A CDE Definition
In a virtual memory system, it is the excessive swapping of pages of data between memory and the hard disk, causing the application to respond more slowly. The virtual memory function tracks page usage and keeps often-used pages in memory as much as possible. However, the more applications that are kept open in computers with limited memory, the more thrashing occurs. For an explanation of the paging operation, see virtual memory.
Poor program design may also contribute to thrashing. Good program design dictates that the code for the core processing routines is kept contiguous. If core components are at all ends of the executable package, more thrashing occurs, but once again, when there is not enough memory.
The term may also be used to refer to any situation in which multiple processes are competing for the same resource, and the excessive swapping back and forth between connections causes a slowdown.
Simulating more random access memory (RAM) than actually exists, allowing the computer to run larger programs and multiple programs concurrently. A common function in most every OS and hardware platform, virtual memory uses storage (hard drive or solid state drive) to temporarily hold what was in RAM.
Virtual memory allows multiple programs to load in RAM at the same time. Each application addresses RAM starting at zero, but virtual memory takes control of the RAM addressing and lets each application function as if it had unlimited RAM.
Note that virtual "memory" and virtual "machine" are not the same. Virtual memory is used all the time, whereas a virtual machine is an optional approach for running applications and pertains mostly to servers (see virtual machine).
Virtual Memory Pages
The computer's real memory (RAM) is broken up into smaller segments, called "pages," typically 4KB in size. When RAM fills up, pages not currently in use by open applications are written to storage in a virtual memory "swap file." When any swapped out page in storage is required again, once again a page in RAM is written to storage to make room, and the required page in storage is retrieved.
RAM is the computer's workspace, and since there is often several hundred times more storage space than RAM space, virtual memory dramatically increases the computer's capacity to do work. However, there is a penalty. When a user has too many open programs, there can be excessive amounts of page swapping, causing applications to slow down. In addition, switching between applications is no longer instantaneous (see thrashing).
Hardware Is Required
Virtual memory can be implemented in software only, but efficient operation requires specialized hardware circuits.

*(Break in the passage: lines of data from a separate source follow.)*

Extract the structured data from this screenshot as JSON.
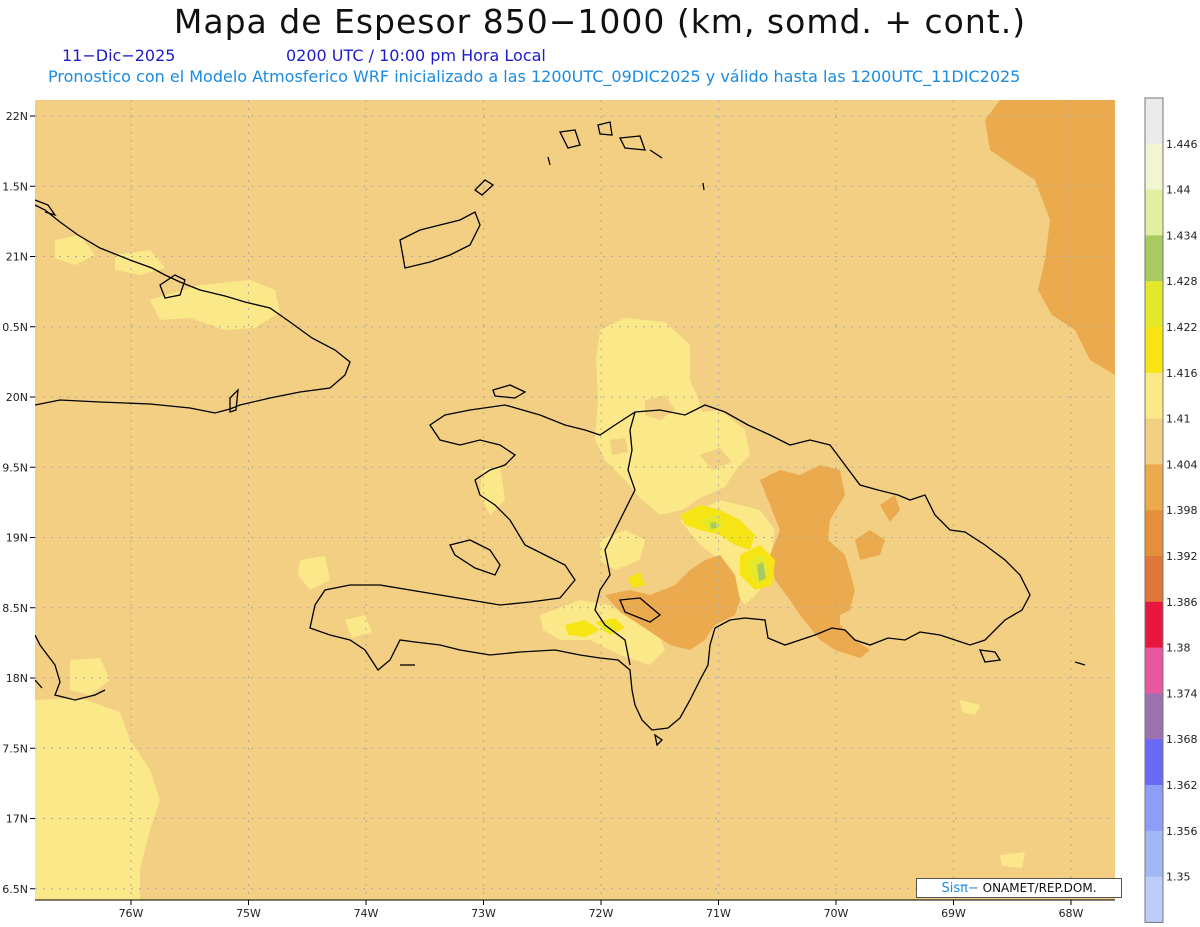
{
  "header": {
    "title": "Mapa de Espesor 850−1000 (km, somd. + cont.)",
    "date": "11−Dic−2025",
    "time": "0200 UTC / 10:00 pm Hora Local",
    "description": "Pronostico con el Modelo Atmosferico WRF inicializado a las 1200UTC_09DIC2025 y válido hasta las  1200UTC_11DIC2025"
  },
  "axes": {
    "lat_ticks": [
      "22N",
      "1.5N",
      "21N",
      "0.5N",
      "20N",
      "9.5N",
      "19N",
      "8.5N",
      "18N",
      "7.5N",
      "17N",
      "6.5N"
    ],
    "lon_ticks": [
      "76W",
      "75W",
      "74W",
      "73W",
      "72W",
      "71W",
      "70W",
      "69W",
      "68W"
    ]
  },
  "legend": {
    "labels": [
      "1.446",
      "1.44",
      "1.434",
      "1.428",
      "1.422",
      "1.416",
      "1.41",
      "1.404",
      "1.398",
      "1.392",
      "1.386",
      "1.38",
      "1.374",
      "1.368",
      "1.362",
      "1.356",
      "1.35"
    ],
    "colors": [
      "#ebebeb",
      "#f3f5d2",
      "#e0f0a0",
      "#a9c962",
      "#e3e92a",
      "#f7e414",
      "#fbe889",
      "#f2cf82",
      "#ecaa4e",
      "#e48f3c",
      "#df763a",
      "#e8163e",
      "#e7589e",
      "#9a73ae",
      "#6969f5",
      "#8d9df8",
      "#a2b8f5",
      "#bdcbf8"
    ]
  },
  "credit": {
    "brand": "Sisπ−",
    "org": " ONAMET/REP.DOM."
  },
  "colors": {
    "background_field": "#f2cf82",
    "land_outline": "#000000",
    "gridline": "#a8a8a8"
  }
}
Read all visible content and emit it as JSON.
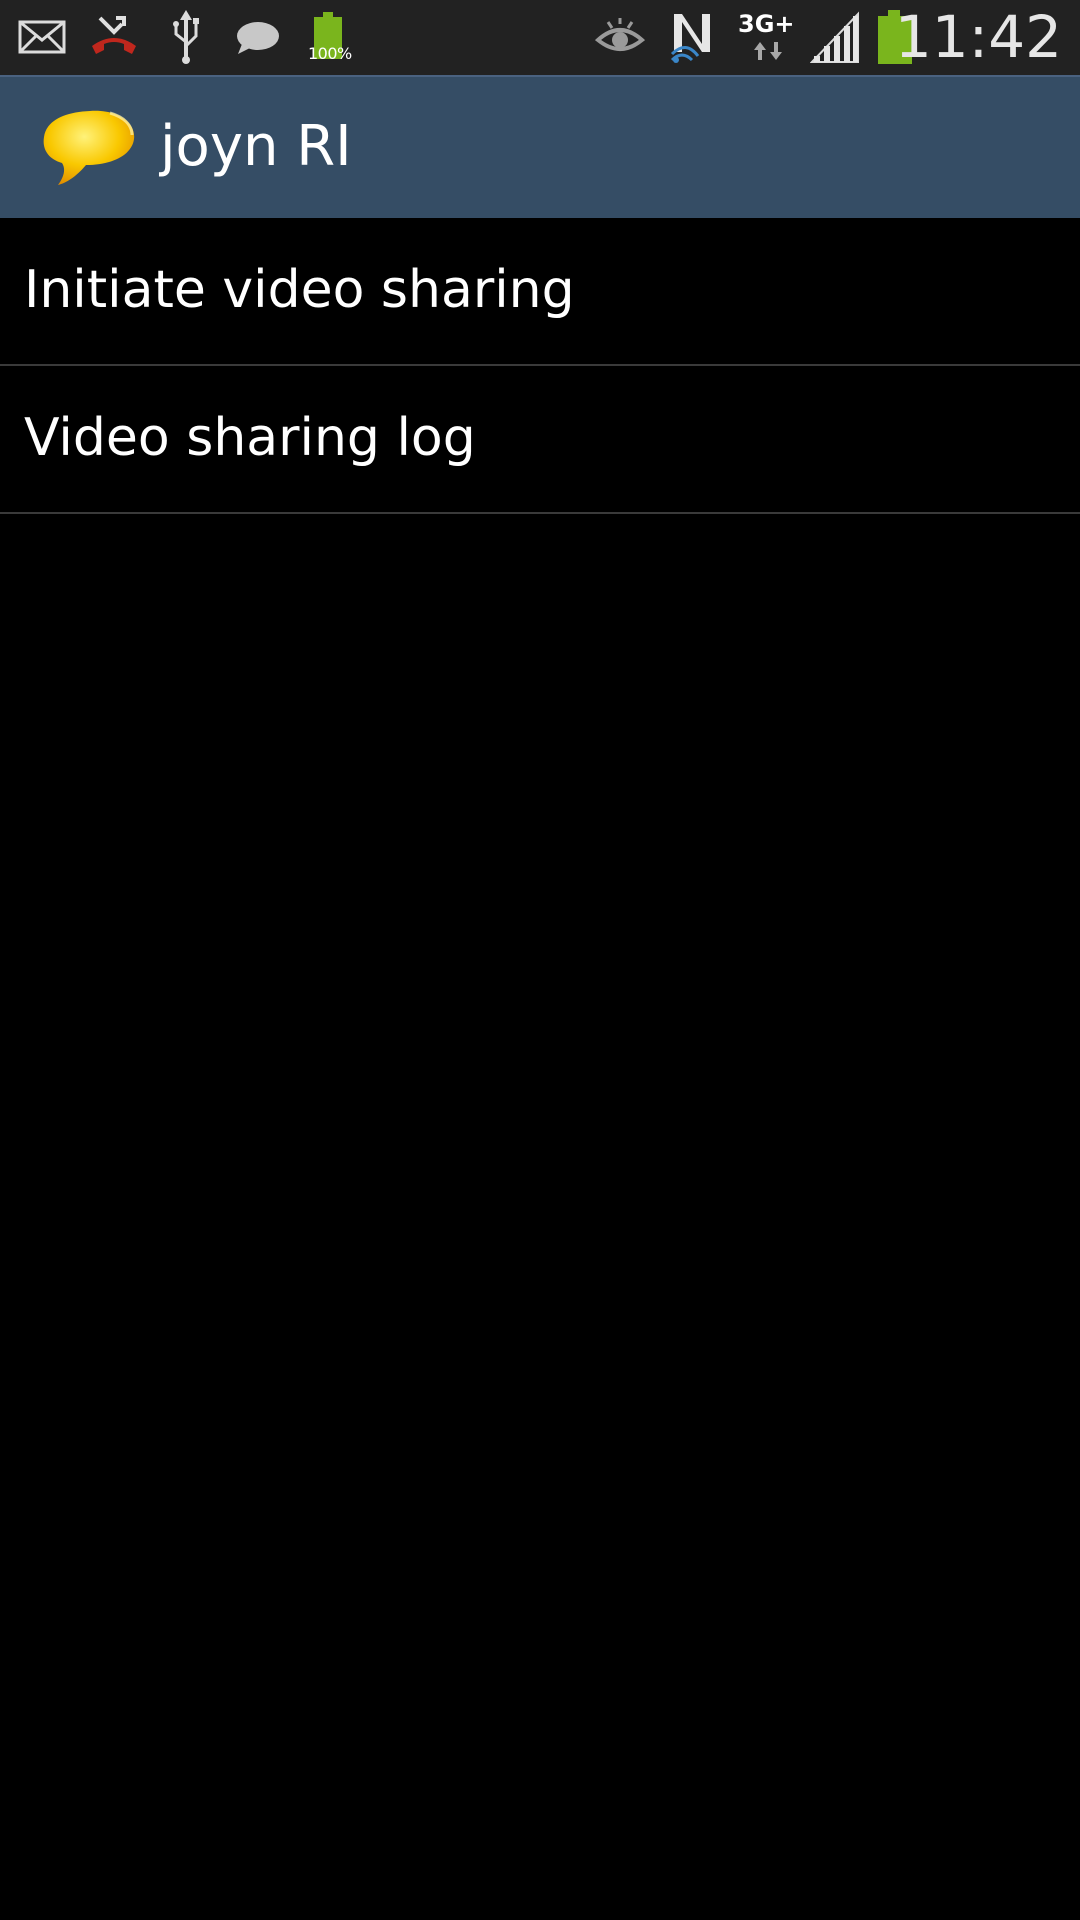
{
  "status_bar": {
    "icons_left": [
      "mail-icon",
      "missed-call-icon",
      "usb-icon",
      "chat-bubble-icon",
      "battery-small-icon"
    ],
    "battery_small_label": "100%",
    "icons_right": [
      "eye-icon",
      "nfc-icon",
      "network-3g-icon",
      "signal-icon",
      "battery-icon"
    ],
    "network_label": "3G+",
    "clock": "11:42",
    "colors": {
      "background": "#222222",
      "battery": "#7ab51d",
      "missed_call": "#c0271d",
      "nfc_accent": "#3a86c8"
    }
  },
  "action_bar": {
    "title": "joyn RI",
    "logo": "joyn-logo-icon",
    "background": "#354d65",
    "logo_color": "#f5b400"
  },
  "menu": {
    "items": [
      {
        "label": "Initiate video sharing"
      },
      {
        "label": "Video sharing log"
      }
    ]
  }
}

All modern, general-purpose CPUs have memory management units (MMUs) that support virtual memory. They provide "page tables" that are used to translate between the program's "virtual" addresses and the "real" addresses in RAM and storage, which may change at any time. Although a program may initially load as a contiguous block of code, it can wind up in pages randomly scattered around RAM.
Virtual memory claims are sometimes made for specific applications that bring additional parts of the program in as needed; however, true virtual memory is built into the operating system and hardware and works with all applications. See Windows swap file.